Touring New Zealand

Ten days and a hire car is sufficient to experience South Island’s ‘best of the best’, though each part of this Island is unique and so it is recommended to spend more time discovering its delights.

Tried and tested, a coastal-to-mountain itinerary is the ideal way to experience some of the most stunning sites in New Zealand.

Relaxation in Mackenzie Country

Most major airlines fly into Christchurch. From Christchurch, there are two main tourist routes that will take you towards the south of the island – the west coast and the inland routes. The best option is to head inland, starting in Mackenzie Country. Some of New Zealand’s most remarkable scenery starts with its dramatic mountain ranges.

A three hour drive south-west of Christchurch will bring you to Lake Tekapo, Mackenzie Country’s most visited lake. As picturesque as it is quaint, and surrounded by snow-capped mountains, Lake Tekapo is famous for its remarkable milky, blue-turquoise colour which I formed by ‘blue crush’, a rock flour sediment created by thousands of years of glacier movement across the Lake’s floor.

It’s best to arrive before sunset to marvel at the magnificent colours that make the Lake famous. Winter here requires a trip to the relaxing hot pools at Lake Tekapo, especially after a long day’s ski.

Sunrise over the southern alps is equally as breathtaking, and the perfect backdrop for a breakfast picnic, followed by a visit to New Zealand’s most photographed church, the Church of the Good Sheppard.

Continuing south, nearby Lake Pukaki shares the same amazing shade of blue as Tekapo, and with a setting of Mt Cook in the background, it makes for an impressive lunchtime panorama.

Adventure in Queenstown Region

Wanaka in the Queenstown region, is a popular base village for ski fanatics. It is also New Zealand’s ‘adrenalin capital’, with bungee-jumping, rafting, jet-boating and hang-gliding a-plenty. In high season accommodation bookings are best made well in advance, as the city is often teeming with backpackers congregating here for their adventure sport fix.

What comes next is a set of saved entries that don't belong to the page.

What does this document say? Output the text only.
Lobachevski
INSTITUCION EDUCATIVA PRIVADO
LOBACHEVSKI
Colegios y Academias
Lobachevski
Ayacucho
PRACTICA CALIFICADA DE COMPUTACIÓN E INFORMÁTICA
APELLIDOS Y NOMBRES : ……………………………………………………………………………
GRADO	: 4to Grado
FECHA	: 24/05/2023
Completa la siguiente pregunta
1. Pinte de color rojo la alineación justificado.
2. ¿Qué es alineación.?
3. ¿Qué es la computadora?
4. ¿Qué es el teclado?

Fortunately for those less experienced, there are several surrounding ski resorts that have fantastic beginners to intermediate runs – the most popular being Treble Cone, and adjacent Cardrona. The unpaved, narrow and tightly wound, mounting roads however, have no barriers which can pose a risk in icy temperatures, but it is well worth the climb…and the adrenalin rush.

The Majestic Fjordlands

If there is only one reason to visit the South Island, it is Milford Sound, in New Zealand’s Fjordlands. Milford and its little brother Doubtful are awe-inspiring for even the sophisticated of sightseers. Rain or shine the Fjords boast some dramatic scenery. The rain brings out a thousand little complimentary cascades as you pass through this magnificent creation of nature, and on a sunny day, the colours are spectacular.

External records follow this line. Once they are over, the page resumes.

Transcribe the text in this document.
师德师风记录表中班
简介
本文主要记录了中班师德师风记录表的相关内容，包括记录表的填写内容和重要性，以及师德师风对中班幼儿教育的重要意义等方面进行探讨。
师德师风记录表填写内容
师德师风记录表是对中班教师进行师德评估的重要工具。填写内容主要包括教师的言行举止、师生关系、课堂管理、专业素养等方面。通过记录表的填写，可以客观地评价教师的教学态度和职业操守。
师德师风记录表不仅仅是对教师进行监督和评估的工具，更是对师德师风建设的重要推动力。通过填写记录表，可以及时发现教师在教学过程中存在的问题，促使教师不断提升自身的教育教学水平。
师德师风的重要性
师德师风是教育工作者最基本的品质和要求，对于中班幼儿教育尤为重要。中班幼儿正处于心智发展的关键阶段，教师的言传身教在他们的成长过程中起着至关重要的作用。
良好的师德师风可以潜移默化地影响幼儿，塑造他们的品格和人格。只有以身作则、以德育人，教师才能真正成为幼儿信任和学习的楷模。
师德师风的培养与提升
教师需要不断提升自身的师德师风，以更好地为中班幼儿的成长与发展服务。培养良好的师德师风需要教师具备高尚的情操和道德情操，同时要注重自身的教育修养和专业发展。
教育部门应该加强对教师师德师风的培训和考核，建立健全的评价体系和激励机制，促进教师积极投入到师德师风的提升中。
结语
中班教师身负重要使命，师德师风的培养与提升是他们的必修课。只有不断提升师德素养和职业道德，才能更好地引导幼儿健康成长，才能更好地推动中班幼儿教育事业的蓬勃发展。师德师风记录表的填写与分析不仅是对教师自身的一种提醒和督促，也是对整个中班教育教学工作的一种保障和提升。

The best way by far to visit this remarkable creation of nature is to embark on a Fjord adventure by cruise. Several companies run cruises, depending on how much you want to discover and at which pace. Information on any of the tours can be found and booked with New Zealand’s official visitor centre network, I-Site.

Christchuch and Surrounds

Back in Christchurch, there are all sorts of cultural discoveries to make, such as art galleries and wildlife reserves that host nightly local Maori performance.

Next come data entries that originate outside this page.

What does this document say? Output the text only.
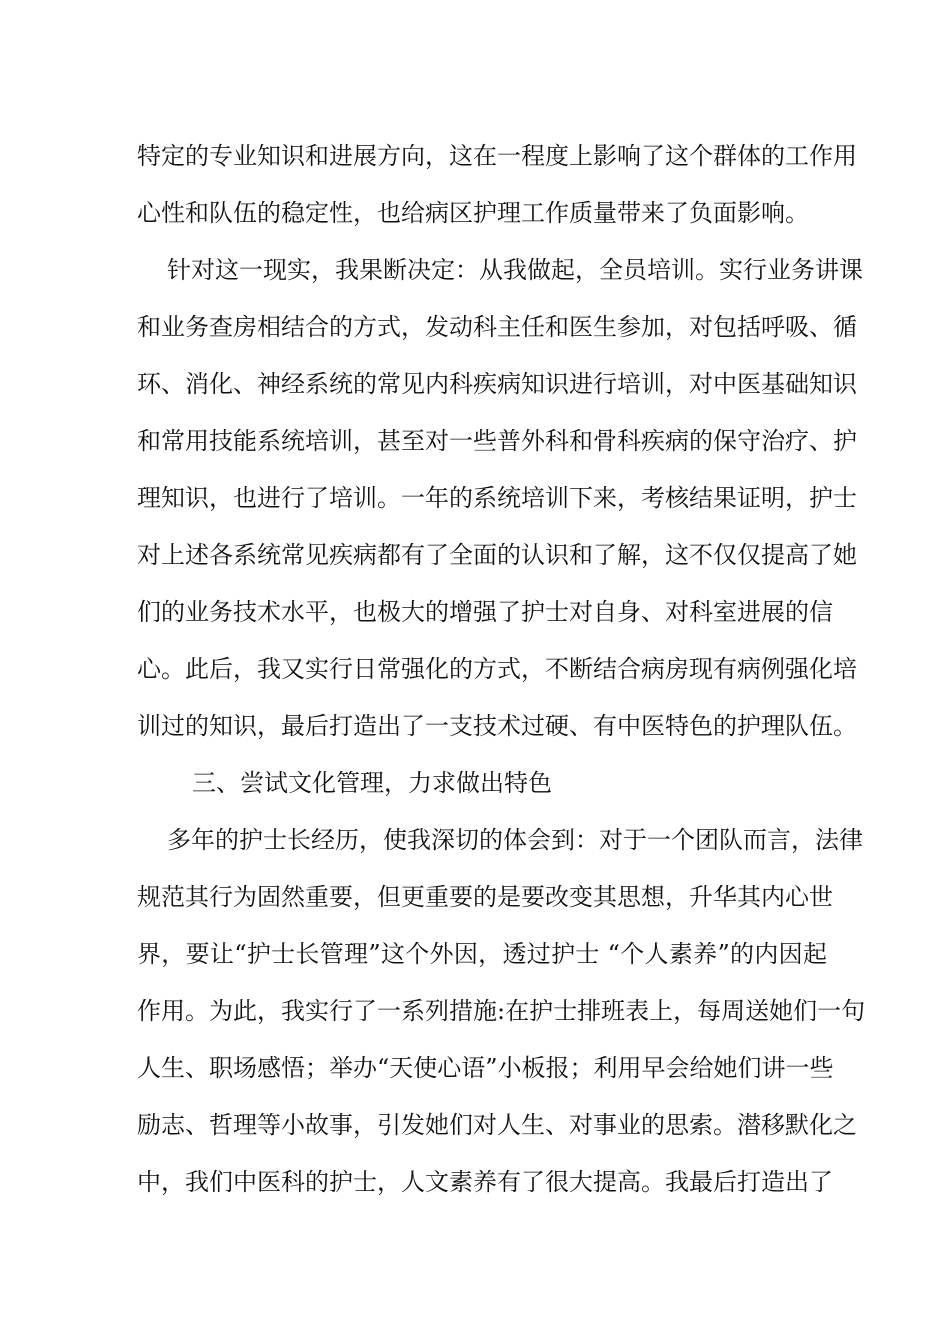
特定的专业知识和进展方向，这在一程度上影响了这个群体的工作用
心性和队伍的稳定性，也给病区护理工作质量带来了负面影响。
针对这一现实，我果断决定：从我做起，全员培训。实行业务讲课
和业务查房相结合的方式，发动科主任和医生参加，对包括呼吸、循
环、消化、神经系统的常见内科疾病知识进行培训，对中医基础知识
和常用技能系统培训，甚至对一些普外科和骨科疾病的保守治疗、护
理知识，也进行了培训。一年的系统培训下来，考核结果证明，护士
对上述各系统常见疾病都有了全面的认识和了解，这不仅仅提高了她
们的业务技术水平，也极大的增强了护士对自身、对科室进展的信
心。此后，我又实行日常强化的方式，不断结合病房现有病例强化培
训过的知识，最后打造出了一支技术过硬、有中医特色的护理队伍。
三、尝试文化管理，力求做出特色
多年的护士长经历，使我深切的体会到：对于一个团队而言，法律
规范其行为固然重要，但更重要的是要改变其思想，升华其内心世
界，要让“护士长管理”这个外因，透过护士 “个人素养”的内因起
作用。为此，我实行了一系列措施:在护士排班表上，每周送她们一句
人生、职场感悟；举办“天使心语”小板报；利用早会给她们讲一些
励志、哲理等小故事，引发她们对人生、对事业的思索。潜移默化之
中，我们中医科的护士，人文素养有了很大提高。我最后打造出了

Keen punters can glide up and down the Avon River, which exudes that old-world charm that takes you back to 1930’s English aristocracy. The Arts Centre marketplace comes alive every weekend with arts, gourmet foods and live traditional performances.

A last little lasting memento for first-timers to Christchurch is to take the famous Gondola at sunset up the 945 metres to gaze in awe at the sparkling night sky and the remarkable views of Pegasus Bay, the Pacific Ocean and Kaikoura Peninsula. An extraordinary country, a stunning island – it’s definitely a trip every traveller should take!